Questo disturbo è caratterizzato da un senso grandioso del sé, da un senso esagerato della propria importanza. Il soggetto è occupato da fantasie di successo illimitato, di potere, bellezza, o di amore ideale, crede di essere speciale, unico, si aspetta un’ammirazione eccessiva, manca di empatia, spesso soffre di invidia e mette poco impegno nei rapporti, pur aspettandosi che gli altri lo facciano.
Ma il narcisista maligno (o manipolatore perverso) ha delle caratteristiche ancora più patologiche, in quanto presenta anche tratti antisociali, una forte aggressività , e un senso di onnipotenza che lo porta a pensare di non avere limiti, di poter fare ciò che vuole ignorando le regole. Fare soffrire gli altri è un modo per sentirsi ancora più grandioso. La manipolazione affettiva gli serve per ottenere dagli altri ciò gli serve, per soddisfare i propri desideri.

La vittima del narcisista
Il partner del narcisista può presentare numerosi disturbi conseguenti alla violenza psicologica subita, depressione, ansia, senso di colpa, disturbi fisici, cognitivi e comportamentali.
C. Mammoliti ha definito Sindrome da Manipolazione Relazionale (SDMR) la sindrome che colpisce le vittime dei narcisisti perversi, e può presentarsi sia durante che alla fine della relazione. Comprende 42 sintomi, non necessariamente tutti presenti, fra cui:
bisogno continuo di parlare di ciò che si sta vivendo;
rabbia incontrollabile;
calo dell’autostima;
ansia e attacchi di panico;
gelosia nei confronti dell’abusante e controllo ossessivo di ciò che fa, dove va e con chi sta;
dipendenza psicologica, affettiva dall’abusante;
senso di colpa o di pena nei suoi confronti;
desiderio di aiutarlo;
disturbi del sonno o alimentari;
stanchezza cronica;
comportamenti compulsivi, come guidare pericolosamente, usare droghe, abusare di alcool, farmaci, sigarette;
sessualità disturbata e compulsiva;
depressione;
pensieri suicidiari;
pensieri omicidi.
La causa del disturbo è riconducibile all’essere sottoposti a lungo a una comunicazione ambigua, contraddittoria, o a messaggi paradossali; all’alternanza di momenti di violenza psicologica e momenti di attenzione e valorizzazione; alla presenza di una ferita narcisistica nella vittima.

Martin B. rileva che il soggetto con Disturbo Narcisistico di Personalità sceglie il suo partner proprio sulla base della fragilità narcisistica che li accomuna, ma soprattutto sceglie i cosiddetti “codipendenti”. La codipendenza si presenta quando uno dei partner si lascia condizionare esageratamente dal comportamento dell’altro, cercando contemporaneamente di controllarlo in modo altrettanto esagerato.

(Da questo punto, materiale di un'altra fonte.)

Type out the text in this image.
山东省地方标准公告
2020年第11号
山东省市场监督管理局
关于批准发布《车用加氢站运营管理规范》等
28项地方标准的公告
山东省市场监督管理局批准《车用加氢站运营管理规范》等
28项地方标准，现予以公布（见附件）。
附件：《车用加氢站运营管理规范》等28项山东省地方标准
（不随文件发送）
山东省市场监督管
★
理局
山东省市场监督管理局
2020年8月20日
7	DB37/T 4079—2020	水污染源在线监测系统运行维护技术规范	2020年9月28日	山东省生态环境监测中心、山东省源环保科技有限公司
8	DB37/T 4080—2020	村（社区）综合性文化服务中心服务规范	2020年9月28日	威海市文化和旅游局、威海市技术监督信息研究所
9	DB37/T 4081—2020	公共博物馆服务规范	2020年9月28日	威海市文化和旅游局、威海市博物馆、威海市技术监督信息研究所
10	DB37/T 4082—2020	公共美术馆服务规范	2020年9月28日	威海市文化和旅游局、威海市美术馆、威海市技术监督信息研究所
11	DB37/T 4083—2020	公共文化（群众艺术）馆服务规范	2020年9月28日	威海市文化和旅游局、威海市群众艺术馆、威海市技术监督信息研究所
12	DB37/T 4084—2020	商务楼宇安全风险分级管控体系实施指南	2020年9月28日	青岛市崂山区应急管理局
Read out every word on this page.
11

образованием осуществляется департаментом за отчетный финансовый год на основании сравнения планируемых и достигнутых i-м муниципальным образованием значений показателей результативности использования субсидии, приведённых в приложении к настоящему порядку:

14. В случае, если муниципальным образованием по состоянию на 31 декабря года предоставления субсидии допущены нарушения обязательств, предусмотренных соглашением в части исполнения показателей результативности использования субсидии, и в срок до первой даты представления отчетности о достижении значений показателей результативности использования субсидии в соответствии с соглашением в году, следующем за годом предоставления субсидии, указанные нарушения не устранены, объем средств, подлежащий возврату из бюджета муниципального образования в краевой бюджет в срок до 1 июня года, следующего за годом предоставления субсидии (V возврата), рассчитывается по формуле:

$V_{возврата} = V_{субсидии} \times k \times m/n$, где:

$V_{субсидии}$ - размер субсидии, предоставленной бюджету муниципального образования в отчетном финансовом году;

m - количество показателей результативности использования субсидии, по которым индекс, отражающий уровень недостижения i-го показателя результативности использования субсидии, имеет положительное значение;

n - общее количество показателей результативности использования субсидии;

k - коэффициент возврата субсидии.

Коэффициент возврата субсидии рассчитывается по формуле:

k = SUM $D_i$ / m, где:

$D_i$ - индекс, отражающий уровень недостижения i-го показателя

L’oggetto da cui si è dipendenti è una persona che ha a sua volta una dipendenza patologica che, in questo caso, è il bisogno narcisistico.

P. Pietro Brunelli ha proposto l’ipotesi diagnostica di Trauma da Narcisismo, che sta ad indicare il trauma che subisce il partner di un soggetto narcisista, ma anche che chi lo subisce ha a sua volta un problema di narcisismo, una ferita narcisistica che lo porta a colludere con il partner. Entrambi, quindi, presentano una ferita narcisistica, che viene però risolta con modalità opposte: il narcisista patologico aumentando la sua immagine di sé e dominando il partner; chi subisce, cercando un partner narcisista, pensando che solo lui possa sanare le sue ferite. E’ importante, quindi, che chi ha vissuto una relazione con un partner narcisista, non assuma una posizione vittimistica, sentendosi così impotente, vittima dell’altro, ma che comprenda che le sue sofferenze derivano anche da un proprio problema, che può essere affrontato e risolto, recuperando così fiducia in se stesso e la possibilità di vivere relazioni serene.

 

Bibliografia

Brunelli Pier Pietro (2015). Trauma da Narcisismo nelle relazioni di coppia

Mammoliti C. (2012). I serial killer dell’anima.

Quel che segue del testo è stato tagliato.